Chapter Four, after critically evaluating through doctrinal review the limitations of the prevailing legalistic conception of the right to privacy, advances a dynamic understanding of data. This perspective moves beyond the static, objectified view of data as mere abstract entities, towards a model that emphasizes the impact of algorithmic data processing—regardless of data type—on the individual’s autonomy and identity construction. Incorporating moral philosophy, Chapter Five seeks to demonstrate how algorithmic interference affects the preconditions of freedom of choice and action—thus reshaping our understanding of human subjectivity. As a result, the debate must expand beyond the usual “privacy/data protection” framework. The thesis proposes to evolve beyond both static legal interpretations and informational self-conceptions of privacy, toward the definition of minimum conditions for a morally free process of identity construction.
Using the notion of personal identity as both an interpretive and normative criterion requires rethinking the ontology of data—particularly the legal distinction between “personal” and “non-personal” data. This entails assigning proper significance to so-called 'external data' (e.g., metadata, tracking data, behavioral surplus), which—though not immediately impactful within the legal domain—can exert long-term systemic effects on individual and collective cognitive, perceptual, and decision-making capacities.
In the conclusion of the chapter, the ethical problem of algorithmic recommendation is reassessed through the three dimensions of the personal identity prism: (1) epistemic, (2) socio-relational, and (3) moral. Through this lens, the chapter identifies key regulatory shortcomings and opens new avenues for inquiry—particularly given the limited number of studies that treat these issues as an autonomous field of investigation.

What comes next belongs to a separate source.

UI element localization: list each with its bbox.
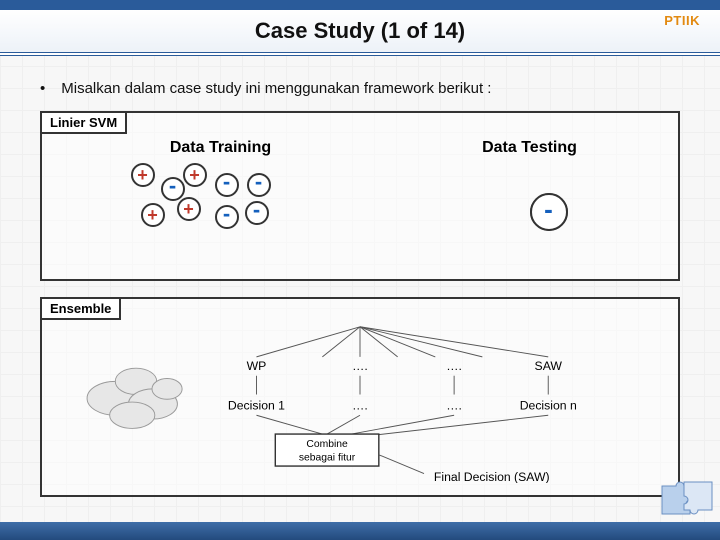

Chapter Six links the research findings to the emerging implications of General Purpose Artificial Intelligence Systems (GPAIS), particularly Large Language Models (LLMs). The conclusion outlines the ontological and normative foundations for a shift from the principle of informed consent—cornerstone of privacy regulation—to a broader, “trust-based model,” a negotiated and iterative decision-making process designed to strengthen the autonomy of human recipients. This model is proposed as a normative foundation for AI governance capable of protecting individual cognitive self-sovereignty within an emerging bio-hypermedia ecosystem.